Methods were reliable (intraclass correlation [ICC]>0.99; coefficient of variation
[CV]<4.3%) and showed the coefficient of friction was dependent on sled towing velocity,
rather than normal load. The ‘coefficient of friction-velocity’ relationship was plotted by a
2nd order polynomial regression (R²=0.999; P<0.001), with the subsequent equation
presented for application in sled-resisted sprinting. Chapter 4 implements these findings,
using multiple trials (6-7) of sled-resisted sprints to generate individual force-velocity and
power-velocity relationships for recreational athletes (N=12) and sprinters (N=15). Data were
very well fitted with linear and quadratic equations, respectively (R²=0.977-0.997; P<0.001),
with all associated variables reliable (effect size [ES]=0.05-0.50; ICC=0.73-0.97; CV=1.0-
5.4%). The normal loads that maximized power (mean±SD) were 78±6 and 82±8% of bodymass,
representing an optimal force of 279±46 and 283±32 N at 4.19±0.19 and 4.90±0.18
m.s-1, for recreational and sprint athletes respectively. Sprinters demonstrated greater absolute
and relative maximal power (17.2-26.5%; ES=0.97-2.13; P<0.02; likely), with much greater
velocity production (maximum theoretical velocity, 16.8%; ES=3.66; P<0.001; most likely).
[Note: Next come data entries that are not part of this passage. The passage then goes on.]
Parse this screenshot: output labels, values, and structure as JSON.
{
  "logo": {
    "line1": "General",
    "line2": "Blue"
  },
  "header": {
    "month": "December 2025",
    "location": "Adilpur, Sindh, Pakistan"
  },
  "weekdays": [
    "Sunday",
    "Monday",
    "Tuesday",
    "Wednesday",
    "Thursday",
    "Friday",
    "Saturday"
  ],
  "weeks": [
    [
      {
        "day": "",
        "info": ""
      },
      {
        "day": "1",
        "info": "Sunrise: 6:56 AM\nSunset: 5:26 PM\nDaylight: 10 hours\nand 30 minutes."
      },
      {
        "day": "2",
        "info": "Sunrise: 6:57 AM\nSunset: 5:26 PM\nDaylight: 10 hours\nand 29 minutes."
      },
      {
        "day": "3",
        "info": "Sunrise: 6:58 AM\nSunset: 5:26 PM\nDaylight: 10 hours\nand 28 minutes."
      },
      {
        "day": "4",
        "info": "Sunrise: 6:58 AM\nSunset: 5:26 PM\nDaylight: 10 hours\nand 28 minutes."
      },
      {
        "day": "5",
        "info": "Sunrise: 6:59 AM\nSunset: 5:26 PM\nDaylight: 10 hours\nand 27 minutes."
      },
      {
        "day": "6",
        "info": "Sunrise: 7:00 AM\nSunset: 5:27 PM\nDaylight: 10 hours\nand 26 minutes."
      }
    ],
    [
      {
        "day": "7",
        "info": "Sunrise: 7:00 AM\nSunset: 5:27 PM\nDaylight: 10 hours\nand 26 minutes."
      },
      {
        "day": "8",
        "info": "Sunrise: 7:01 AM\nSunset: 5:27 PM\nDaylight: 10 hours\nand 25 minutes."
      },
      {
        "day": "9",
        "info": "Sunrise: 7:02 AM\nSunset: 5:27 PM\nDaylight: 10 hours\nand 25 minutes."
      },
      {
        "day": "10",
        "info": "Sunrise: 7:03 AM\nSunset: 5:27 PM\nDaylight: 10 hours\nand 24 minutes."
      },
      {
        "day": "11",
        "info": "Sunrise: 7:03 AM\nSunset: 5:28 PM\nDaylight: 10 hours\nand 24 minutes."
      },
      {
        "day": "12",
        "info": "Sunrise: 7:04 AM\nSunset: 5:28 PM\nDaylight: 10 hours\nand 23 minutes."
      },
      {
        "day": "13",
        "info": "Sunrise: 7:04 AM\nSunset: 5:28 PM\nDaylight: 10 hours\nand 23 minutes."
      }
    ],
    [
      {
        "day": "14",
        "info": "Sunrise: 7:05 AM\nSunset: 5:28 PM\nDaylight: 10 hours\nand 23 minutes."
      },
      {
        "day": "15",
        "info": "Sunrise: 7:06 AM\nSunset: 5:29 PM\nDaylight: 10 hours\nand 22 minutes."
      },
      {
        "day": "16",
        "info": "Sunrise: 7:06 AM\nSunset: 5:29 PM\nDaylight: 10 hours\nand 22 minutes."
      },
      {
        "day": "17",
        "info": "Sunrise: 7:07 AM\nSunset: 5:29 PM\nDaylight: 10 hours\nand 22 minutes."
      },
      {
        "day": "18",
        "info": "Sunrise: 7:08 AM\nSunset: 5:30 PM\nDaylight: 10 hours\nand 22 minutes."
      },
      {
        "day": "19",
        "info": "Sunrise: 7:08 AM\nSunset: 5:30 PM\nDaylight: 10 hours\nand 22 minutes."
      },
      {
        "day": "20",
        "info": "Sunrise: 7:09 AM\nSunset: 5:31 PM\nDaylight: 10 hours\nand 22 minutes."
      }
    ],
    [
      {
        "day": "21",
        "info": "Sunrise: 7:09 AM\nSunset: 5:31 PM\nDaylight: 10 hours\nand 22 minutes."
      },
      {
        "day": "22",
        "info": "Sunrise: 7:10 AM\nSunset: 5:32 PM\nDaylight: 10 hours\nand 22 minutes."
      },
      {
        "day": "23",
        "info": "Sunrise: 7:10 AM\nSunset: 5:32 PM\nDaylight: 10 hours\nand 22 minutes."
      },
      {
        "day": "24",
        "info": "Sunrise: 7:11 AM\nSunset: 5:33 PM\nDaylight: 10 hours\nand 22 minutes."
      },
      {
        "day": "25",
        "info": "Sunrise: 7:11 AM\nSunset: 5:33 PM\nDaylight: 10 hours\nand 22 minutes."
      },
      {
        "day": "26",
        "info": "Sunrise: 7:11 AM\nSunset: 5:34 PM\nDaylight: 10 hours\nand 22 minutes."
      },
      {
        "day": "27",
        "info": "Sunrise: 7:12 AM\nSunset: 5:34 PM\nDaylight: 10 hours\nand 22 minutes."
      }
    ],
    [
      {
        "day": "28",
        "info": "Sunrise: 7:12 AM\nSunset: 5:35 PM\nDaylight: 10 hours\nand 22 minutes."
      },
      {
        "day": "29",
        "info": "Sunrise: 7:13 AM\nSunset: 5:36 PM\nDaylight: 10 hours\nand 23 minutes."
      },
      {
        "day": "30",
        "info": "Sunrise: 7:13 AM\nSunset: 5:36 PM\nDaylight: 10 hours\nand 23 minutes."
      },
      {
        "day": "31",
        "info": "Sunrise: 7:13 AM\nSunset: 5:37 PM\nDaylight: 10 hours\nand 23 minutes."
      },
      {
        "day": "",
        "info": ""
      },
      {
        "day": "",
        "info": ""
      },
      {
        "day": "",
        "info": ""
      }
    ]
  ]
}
Optimal force and normal loading did not clearly differentiate between groups (unclear and
likely small differences; P>0.05), and sprinters developed maximal power at much higher
velocities (16.9%; ES=3.73; P<0.001; most likely). The optimal loading conditions for
maximizing power appear individualized (range=69-96% of body-mass), and represent much
greater resistance than current guidelines. Chapter 5 investigated the ability of a single sprint
to predict optimal sled loading, using identical methods to Chapter 4 and a recently validated
profiling technique using a single unloaded sprint. Power and maximal force were strongly
correlated (r=0.71-0.86), albeit with moderate to large error scores (standardized typical error
estimate [TEE]=0.53-0.71). Similar trends were observed in relative and absolute optimal
force (r=0.50-0.72; TEE=0.71-0.88), with estimated optimal normal loading practically
incomparable (bias=0.78-5.42 kg; r=0.70; TEE=0.73). However optimal velocity, and
associated maximal velocity, were well matched between the methods (r=0.99; bias=0.4-1.4%
or 0.00-0.04 m.s-1; TEE=0.12); highlighting a single sprint could conceivably be used to
calculate the velocity for maximizing horizontal power in sled sprinting. Given the prevalence
of resisted sprinting, practitioners and researchers should consider adopting these methods
for individualized prescription of training loads for improved horizontal power and
subsequent sprinting performance.